Semi finals line-up complete Down Under

The all important Semi Finals line-up has been completed in Perth, Australia, with 24 of the record 200 plus entries remaining in contention to become Champion of the 17th running of the IFMAR 1:8 Offroad World Championship.  In the first of the half hour Quarter Final encounters it was Billy Easton who came out on top of a very closely contested race.  Starting sixth on the grid, the Serpent driver had to work hard for the top bump up spot having to fend off Aaron Stringer and Joao Figueiredo, the trio crossing finish line in a train.  Starting on pole, Adam Drake led things initially before a mistake at the 5-minute mark allowed 5th place starter Figueiredo to go to the front for much of the race before a mistake dropped him back into the chasing pack.  Maintaining the final bump up position, Drake looked on target to progress to the Semi but with in the final 4-minutes lost position to a recovering Renaud Savoya.  Starting second, the TLR driver had a rough opening few laps which were compounded further by issues with a bad refuelling on one of his fuel stops and he found himself down in 9th.  With a Semi Final position at stake, Drake put in a stellar charge to take back the position and was closing on the Frenchman but going long on refuelling he came up short and in the final minute his Mugen came to a stop in the middle of the track allowing Savoya to cruise to fourth and onto the Semi final.

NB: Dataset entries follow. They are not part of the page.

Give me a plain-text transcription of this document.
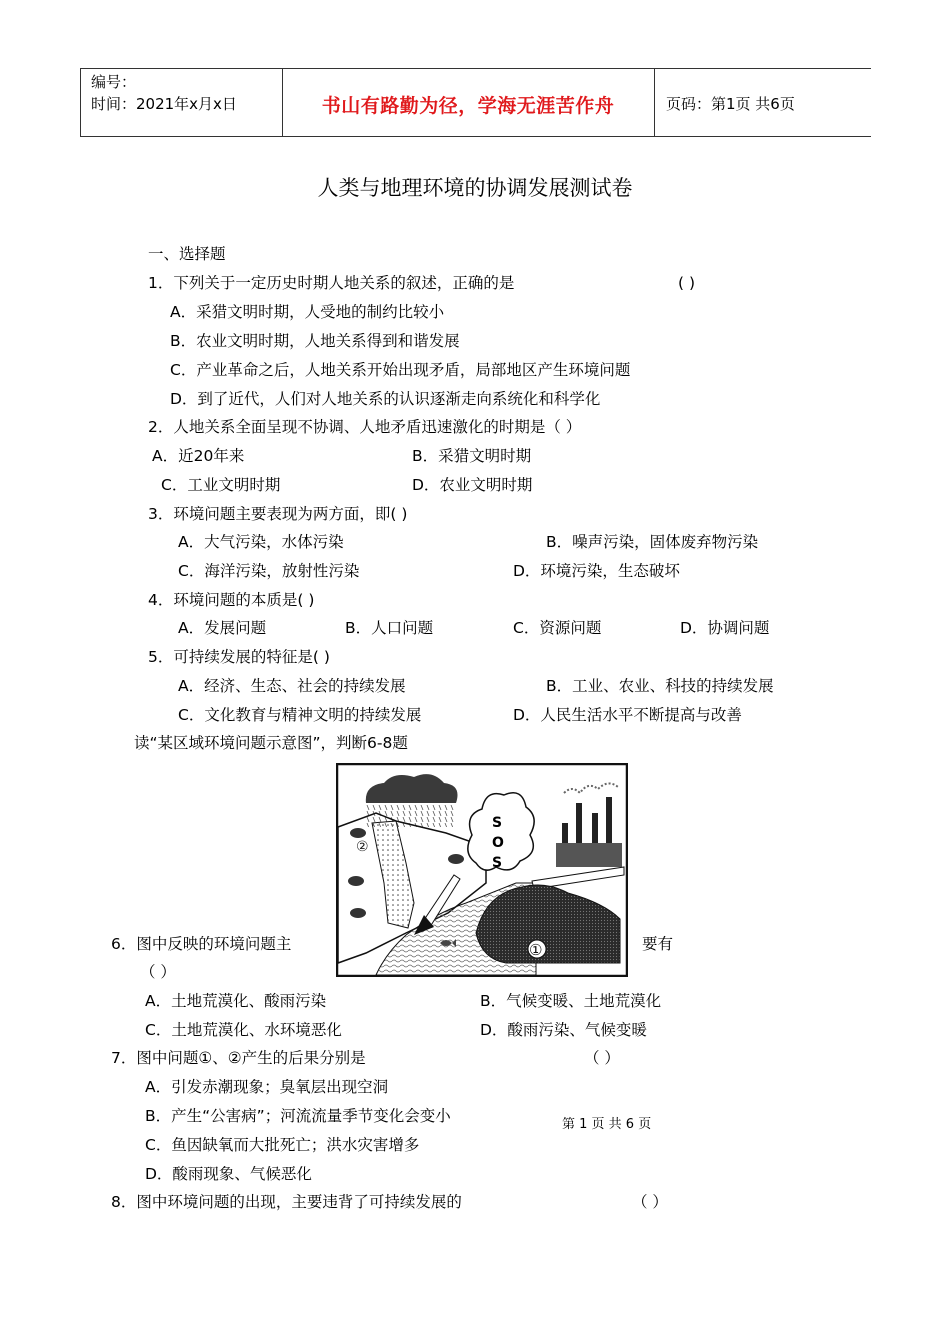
编号：
时间：2021年x月x日	书山有路勤为径，学海无涯苦作舟	页码：第1页 共6页
人类与地理环境的协调发展测试卷
一、选择题
1．下列关于一定历史时期人地关系的叙述，正确的是	( )
A．采猎文明时期，人受地的制约比较小
B．农业文明时期，人地关系得到和谐发展
C．产业革命之后，人地关系开始出现矛盾，局部地区产生环境问题
D．到了近代，人们对人地关系的认识逐渐走向系统化和科学化
2．人地关系全面呈现不协调、人地矛盾迅速激化的时期是（ ）
A．近20年来	B．采猎文明时期
C．工业文明时期	D．农业文明时期
3．环境问题主要表现为两方面，即( )
A．大气污染，水体污染	B．噪声污染，固体废弃物污染
C．海洋污染，放射性污染	D．环境污染，生态破坏
4．环境问题的本质是( )
A．发展问题	B．人口问题	C．资源问题	D．协调问题
5．可持续发展的特征是( )
A．经济、生态、社会的持续发展	B．工业、农业、科技的持续发展
C．文化教育与精神文明的持续发展	D．人民生活水平不断提高与改善
读“某区域环境问题示意图”，判断6-8题
②
S
O
S
①
6．图中反映的环境问题主	要有
（ ）
A．土地荒漠化、酸雨污染	B．气候变暖、土地荒漠化
C．土地荒漠化、水环境恶化	D．酸雨污染、气候变暖
7．图中问题①、②产生的后果分别是	（ ）
A．引发赤潮现象；臭氧层出现空洞
B．产生“公害病”；河流流量季节变化会变小
C．鱼因缺氧而大批死亡；洪水灾害增多
D．酸雨现象、气候恶化
第 1 页 共 6 页
8．图中环境问题的出现，主要违背了可持续发展的	（ ）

In the second of the Quarter Finals, thunder & lighting striking during the race, Italian Kyosho driver Riccardo Berton took the win ahead of Team Associated’s Aussie star Kyle McBride and the HB Racing of Cole Ogden.  Starting on pole, McBride gave up the lead to Ryan Lutz on the opening lap before an error two laps later dropped the Tekno driver down the order.  Worse was to come for the American however with his challenge for a Semi Final start ultimately scuppered by a flame out.  Team Associated’s Cole Tollard secured the final Semi bump position finishing 5-seconds ahead of former World Champion Atsushi Hara who bows out of what is his final 1:8 Offroad World Championships.